Texas Senator Ted Cruz has dropped out of the Republican presidential contest after a big loss Tuesday in the Indiana primary to billionaire real estate magnate Donald Trump.
Cruz told supporters in Indianapolis that his "path toward victory has been foreclosed," saying voters have chosen another path.
He thanked all his supporters, calling them "incredible patriots."
WATCH: Cruz Announces Suspension of His White House Bid
Trump won Indiana in a landslide, with Cruz second and Ohio Governor John Kasich far behind in third.
Trump called his win in Indiana a "tremendous victory" and congratulated Cruz, calling him and the 15 others who ran for the Republican nomination smart and tough competitors. He is appealing for unity in the Republican party.
Watch video report from VOA's Jim Malone:
The head of the Republican National Committee, Reince Priebus, is calling Trump the "presumptive" nominee,
But a Kasich spokesman said the governor is still aiming for a deadlocked contested convention in July, where he looks to capture the Republican nomination on a second or third ballot.
A victory in Indiana would give Trump 57 more delegates, bringing him closer to the 1,237 needed to clinch the nomination.
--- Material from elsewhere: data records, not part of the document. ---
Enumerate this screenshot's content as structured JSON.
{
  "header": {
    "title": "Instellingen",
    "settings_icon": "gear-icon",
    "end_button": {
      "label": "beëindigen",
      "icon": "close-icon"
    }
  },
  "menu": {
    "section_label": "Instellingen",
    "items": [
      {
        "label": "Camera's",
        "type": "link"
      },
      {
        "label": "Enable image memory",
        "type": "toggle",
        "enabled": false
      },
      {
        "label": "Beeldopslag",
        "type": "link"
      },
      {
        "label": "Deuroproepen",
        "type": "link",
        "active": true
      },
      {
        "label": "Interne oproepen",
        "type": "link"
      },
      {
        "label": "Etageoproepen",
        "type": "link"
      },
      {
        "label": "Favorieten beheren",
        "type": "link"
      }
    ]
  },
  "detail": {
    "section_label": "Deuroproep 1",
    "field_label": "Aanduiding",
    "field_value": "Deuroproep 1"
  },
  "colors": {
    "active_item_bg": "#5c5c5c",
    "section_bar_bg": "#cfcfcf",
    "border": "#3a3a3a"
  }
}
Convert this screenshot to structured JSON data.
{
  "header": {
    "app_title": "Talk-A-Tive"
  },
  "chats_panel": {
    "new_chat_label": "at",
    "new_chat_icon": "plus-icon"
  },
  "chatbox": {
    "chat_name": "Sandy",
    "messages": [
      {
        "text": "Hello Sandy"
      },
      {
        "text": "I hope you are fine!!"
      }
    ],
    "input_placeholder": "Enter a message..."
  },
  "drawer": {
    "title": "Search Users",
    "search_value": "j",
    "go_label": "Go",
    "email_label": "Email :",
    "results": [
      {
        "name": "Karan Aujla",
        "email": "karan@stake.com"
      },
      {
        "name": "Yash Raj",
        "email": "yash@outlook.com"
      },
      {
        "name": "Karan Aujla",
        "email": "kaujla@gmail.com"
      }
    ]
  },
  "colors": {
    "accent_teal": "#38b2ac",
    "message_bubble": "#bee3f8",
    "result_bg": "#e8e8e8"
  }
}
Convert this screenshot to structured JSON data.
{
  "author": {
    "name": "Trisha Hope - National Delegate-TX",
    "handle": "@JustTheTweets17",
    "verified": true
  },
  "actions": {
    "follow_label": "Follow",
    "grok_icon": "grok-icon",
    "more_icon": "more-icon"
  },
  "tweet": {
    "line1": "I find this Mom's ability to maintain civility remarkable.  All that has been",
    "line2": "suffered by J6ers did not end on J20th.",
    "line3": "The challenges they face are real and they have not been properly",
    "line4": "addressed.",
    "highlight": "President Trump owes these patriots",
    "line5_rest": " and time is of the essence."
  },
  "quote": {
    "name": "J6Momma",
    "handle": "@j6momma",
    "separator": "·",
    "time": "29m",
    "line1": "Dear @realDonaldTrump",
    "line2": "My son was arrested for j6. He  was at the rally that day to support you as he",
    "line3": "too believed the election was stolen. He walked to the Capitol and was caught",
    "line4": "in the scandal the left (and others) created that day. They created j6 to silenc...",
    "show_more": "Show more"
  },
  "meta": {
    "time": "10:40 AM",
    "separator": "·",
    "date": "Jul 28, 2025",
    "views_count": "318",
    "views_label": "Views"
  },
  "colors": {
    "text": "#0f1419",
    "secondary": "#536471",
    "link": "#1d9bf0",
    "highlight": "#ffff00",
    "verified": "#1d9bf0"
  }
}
For the Democrats, the Vermont Senator Bernie Sanders is projected to be the winner in Indiana over former Secretary of State Hillary Clinton.
The two candidates exchanged the lead all night before Sanders pulled away to win by a projected seven percent of the vote.
Even with a Sanders win in Indiana, Clinton leads the delegate count by a huge margin, making it just about mathematically impossible for Sanders to become the Democratic nominee.
Trump, the often harsh-speaking former television host who has never been elected to any political office, is now shifting his insulting rhetoric from Cruz to Clinton.
Earlier Tuesday, he disparaged Clinton's performance as secretary of state from 2009 to 2013, saying she was asleep during part of a 2012 terrorist attack on a U.S. compound in Benghazi, Libya that killed four Americans.
Trump told supporters he could defeat Clinton in states Republicans do not normally win, even as early election surveys suggest otherwise.